Paper or Plastic

On of my favorite aviation bloggers, Aviatrix over at Cockpit Conversation, had a bunch of questions about changing over to an Electronic Flight Bag (EFB) and how the iPad might compare to paper maps. As I was reading her entry I started thinking of a comment or two to post, but the more I read, the more I realized it would be too long for a comment. Here are my answers to her very astute questions.

(I have been flying with an EFB for more than four years now. I even wrote an article about aviation apps for your iPad. I have actually switched over to an iPad mini, which is really easy to always have with you.)

I am going to assume that the operation will sign up with Foreflight. Anything else will be sad. I can’t compare the applications for them and I am sure they are getting sales pressure from Garmin, but I have tried them all and I know the iPad user experience. Foreflight is the leader for a reason.

You can spread paper charts over the whole wall/bed/floor to get a big picture of where you are going.

The zooming in and out in Foreflight is seamless. And you can flick on and off the different map layers, so while you are in your hotel and on WiFi you can turn on the animated radar images and change your plotted course to get around the back side of a storm system. You can check the IFR low altitude map and then double check where that takes you on the VFR map so you can see the terrain.

What I find that I do is to put in the route direct, then fill in points along the way. Before I pack everything up I pan along the route zoomed in so I can see things. There are all sorts of amazing tools, like the new profile view to show you the clearance from terrain.

Paper charts don’t become useless when broken.

When the iPad first came out I read a story about a fellow who was tapped to do the vows for his best friend’s wedding. He had them all typed into the iPad and his wife was making fun of him for being such a geek. Then during the ceremony the sun was beating down and while everyone was getting to the seats the iPad overheated. There’s no way to turn it on if it is above a certain temperature. I have not heard of that happening in the cockpit but I assume most pilots are like me and a little careful about not having it sit in direct sunlight for hours at a time.

When we fly across the country I have my iPad mini loaded up. Then I have my iPhone, also loaded with Foreflight. And I have my wife’s iPad loaded with it. The boys are each carrying an iPad and and iPhone (so is my wife), so I guess if I got a little nutty I could have three backup iPads and four backup iPhones. I have, once, had the iPad out of battery when I was approaching an airport (VFR) so I pulled out my phone instead. It was a non-event.

If I were running a commercial operation I would have a pair of iPads in each cockpit. They are too cheap not to do that.

(When I take off the iPad is always fully charged, but the new smart cover had dislodged just enough in my bag to let the screen light up. So it ran the battery down.)

Paper charts are temperature and pressure independent.

See above comment about overheating.

Paper doesn’t glare or wreck your night vision.

I believe there is a night setting on Foreflight, although I haven’t looked into it because I just turn the brightness down on the iPad.

You can write on a paper chart.

Foreflight allows for annotations, although I have not used this feature yet. They also allow you to make comments on FBOs and airports, which means that you could have permanent information stored there which other pilots could see as well.

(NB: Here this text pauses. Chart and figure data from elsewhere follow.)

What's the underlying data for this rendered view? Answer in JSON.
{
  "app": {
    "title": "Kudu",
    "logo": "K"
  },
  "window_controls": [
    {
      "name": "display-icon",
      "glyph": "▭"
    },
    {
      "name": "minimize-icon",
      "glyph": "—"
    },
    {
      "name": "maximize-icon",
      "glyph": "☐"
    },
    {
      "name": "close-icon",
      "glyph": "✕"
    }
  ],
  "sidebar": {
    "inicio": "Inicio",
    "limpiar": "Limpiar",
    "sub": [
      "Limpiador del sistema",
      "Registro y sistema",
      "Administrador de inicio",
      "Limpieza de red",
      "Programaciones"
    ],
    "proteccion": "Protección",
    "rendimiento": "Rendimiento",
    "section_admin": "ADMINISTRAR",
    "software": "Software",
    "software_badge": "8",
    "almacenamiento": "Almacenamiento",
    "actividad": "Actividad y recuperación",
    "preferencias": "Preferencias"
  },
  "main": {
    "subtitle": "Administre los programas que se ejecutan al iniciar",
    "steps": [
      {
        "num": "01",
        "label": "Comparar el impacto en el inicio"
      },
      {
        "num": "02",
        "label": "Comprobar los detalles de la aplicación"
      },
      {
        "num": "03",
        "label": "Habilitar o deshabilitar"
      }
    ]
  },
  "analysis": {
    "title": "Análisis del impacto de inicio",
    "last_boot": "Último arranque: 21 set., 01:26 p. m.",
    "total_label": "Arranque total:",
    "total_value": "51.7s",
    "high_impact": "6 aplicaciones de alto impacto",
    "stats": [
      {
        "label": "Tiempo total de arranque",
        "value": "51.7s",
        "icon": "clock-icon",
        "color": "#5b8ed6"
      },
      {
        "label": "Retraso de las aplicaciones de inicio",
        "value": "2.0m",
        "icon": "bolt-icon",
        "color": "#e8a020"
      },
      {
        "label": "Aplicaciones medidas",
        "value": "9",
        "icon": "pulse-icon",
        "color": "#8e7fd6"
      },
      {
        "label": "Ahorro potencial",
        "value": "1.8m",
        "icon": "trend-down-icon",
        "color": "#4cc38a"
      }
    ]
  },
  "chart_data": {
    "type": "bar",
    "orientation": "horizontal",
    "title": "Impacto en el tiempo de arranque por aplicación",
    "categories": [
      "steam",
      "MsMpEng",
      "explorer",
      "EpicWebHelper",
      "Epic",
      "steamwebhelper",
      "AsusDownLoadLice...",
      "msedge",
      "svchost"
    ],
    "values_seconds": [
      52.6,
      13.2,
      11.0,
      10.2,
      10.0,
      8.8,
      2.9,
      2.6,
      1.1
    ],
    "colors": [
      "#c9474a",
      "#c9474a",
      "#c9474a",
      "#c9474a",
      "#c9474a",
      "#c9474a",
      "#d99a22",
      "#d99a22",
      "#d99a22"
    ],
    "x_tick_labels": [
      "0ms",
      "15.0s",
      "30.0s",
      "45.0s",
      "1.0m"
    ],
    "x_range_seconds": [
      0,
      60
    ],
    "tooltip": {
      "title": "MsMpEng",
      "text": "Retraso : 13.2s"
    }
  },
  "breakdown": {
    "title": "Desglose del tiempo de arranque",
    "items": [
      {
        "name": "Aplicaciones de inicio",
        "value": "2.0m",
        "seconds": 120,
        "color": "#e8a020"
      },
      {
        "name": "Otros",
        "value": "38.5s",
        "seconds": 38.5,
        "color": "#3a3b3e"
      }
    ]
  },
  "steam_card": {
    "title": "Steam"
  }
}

Since they let you share PDFs across your operation you could also have an operational document that you continually amended and that would be the first place to check for information related to a particular airport or area.

You can set up a series of paper charts to show the important stages in your journey.

I have not found a way to bookmark a particular pan and zoom setting, although the Foreflight team is always improving things and that’s a good feature suggestion. The zoom and panning is so natural that I usually have a bunch of waypoints on the magenta line and I just zoom to the section that is first, then the next section… like that. It is pretty easy to navigate to each waypoint on the flight plan.

I imagine if I want to find Moose Creek airport I can do a search, rather than hunting all over the map for it, or looking up its lat-long in the CFS. If i want to know the distance and bearing from Moose Creek to Squirrel Pond, I expect the electronic product will draw a line on it for me, and tell me its bearing, distance and MEA. It would be nice if it could also line up the frequencies I should expect, but I’ll be pleasantly surprised if it is that clever.

It is so much better and more clever that you can imagine and it gets better every six weeks. Just recently they added a weight and balance feature and a record-my-track feature. There is a feature to set up a search-and-rescue grid (which could, uh, be used for other things). But yes, searching for an airport is easy. There is an on-screen measuring device that pops up when you just spread your fingers on the screen, just the way you would expect. MEA is on the chart and I am not sure if it figures that, but it does show the profile view for the magenta line, which is what I want to see. It will download the NOTAMs and other information for a route, a fairly new feature called “packing.”

If i put my finger on the MAP, will I change my view?

You can lock the screen, which I do when I get to the Initial Approach Fix (IAF).

About Colin Summers

I am an architect, programmer, private pilot, husband and father. A couple of those I am good at.